Valter Hugo Mãe

Criatura


Rubrica "Cidadania Impura", de Valter Hugo Mãe.

Neste instante, em Portugal, a música faz História com o colectivo Criatura. Quem ainda não deu conta disso não entrou no futuro, o futuro que absolutamente lhes pertence.

Muito esporadicamente, e um pouco ao jeito com que a magnólia parece imperar, uma pessoa, ou um pequeno grupo, acerta numa espécie de frequência em que tudo conspira a favor da perfeição. Subitamente, como se fosse até evidente, o que faz se torna um clássico instantâneo, um esplendor necessário sem o qual já não é possível viver. A arte é assim. Ronda por toda a parte mas escolhe muito poucos para a História. Neste instante, em Portugal, a música faz História com o colectivo Criatura. Quem ainda não deu conta disso não entrou no futuro, o futuro que absolutamente lhes pertence.

A Criatura estrutura-se fundamentalmente pelo encontro de Gil Dionísio e Edgar Valente, um certo diabrete em baile com um certo querubim. Entre a festa cigana e o arraial, de José Afonso a José Mário Branco ou Zeca Medeiros, o que a Criatura faz recupera o melhor da música tradicional portuguesa e monta a exuberância sem pudores desnecessários nem medos. Há uma bravura bela, de caça e namoro, de ironia sem fim, muito desafio, orgulho, o campo todo trazido ao palco, e muita lunaridade, como se a noite prometesse comer as almas, corromper as virtudes daqueles que crescem como vidrinhos.

Ao vivo no Teatro Maria Matos a Criatura é a melhor banda do Mundo porque ao fim de duas horas ninguém conseguia arredar pé e já toda a gente havia regozijado e chorado, já todos tinham temido o corpo temperamental de Gil Dionísio, a sua voz grave e perigosa, como já todos tinham pensado como o Edgar Valente se põe nos agudos mais belos, a fazer questão de equilibrar seu xaile aos ombros como um rouxinol pronto para casar. Que filha da mãe de colectivo brilhante. Dez homens em palco a tocar percussões e violino, teclas e guitarra portuguesa, o baixista também com agudos notáveis, o senhor gaiteiro todo garboso. E havia mais 14 vozes do Coro dos Anjos que favoreciam o épico de algumas canções, um épico profundamente comovente.

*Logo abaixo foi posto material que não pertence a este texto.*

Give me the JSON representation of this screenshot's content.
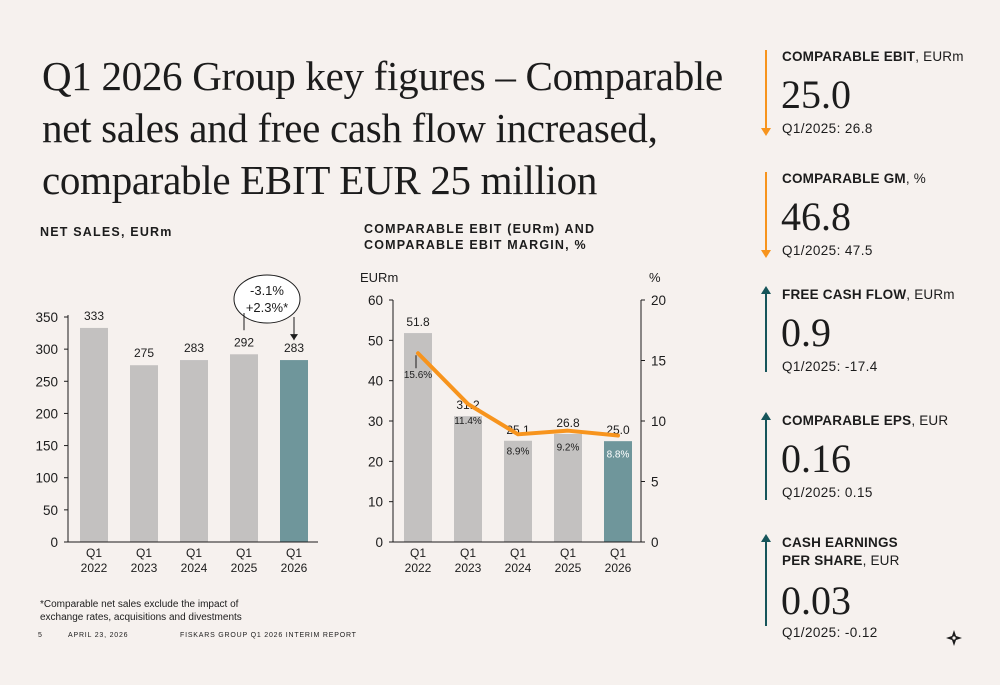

Tenho para mim que os temas “A noiva”, “A Mãe” (“Sou fruto do teu cansaço”), “Bem Bonda” ou “Tempo” bastariam para explicar porque não é mais possível tirar a Criatura do tesouro nacional. A Omnichord acaba de imprimir o vinil do álbum “Bem Bonda” e adquiri-lo não vai contra o uso das plataformas digitais onde a banda está presente. Este vinil é um documento. As filas que se formaram para o comprar foram dos que orgulhosamente quiseram ser absolutas testemunhas deste acontecimento. O meu exemplar estará na minha casa enquanto prova de que a música do meu país nos segue a conferir auto-estima, uma identidade de brio, de luxo, de alegria.

Podia bem ter aproveitado este domingo para me queixar do quanto me assusta o que vai na política nacional. Mas é exactamente pelo que vai na política nacional que mais urgente se torna a Cultura e evidência de que, não importa o quê, a estratégia da maravilha comparece, nem que à revelia, no sonho da Humanidade. Haja maravilha nesta Criatura. Haja Criatura em toda a parte.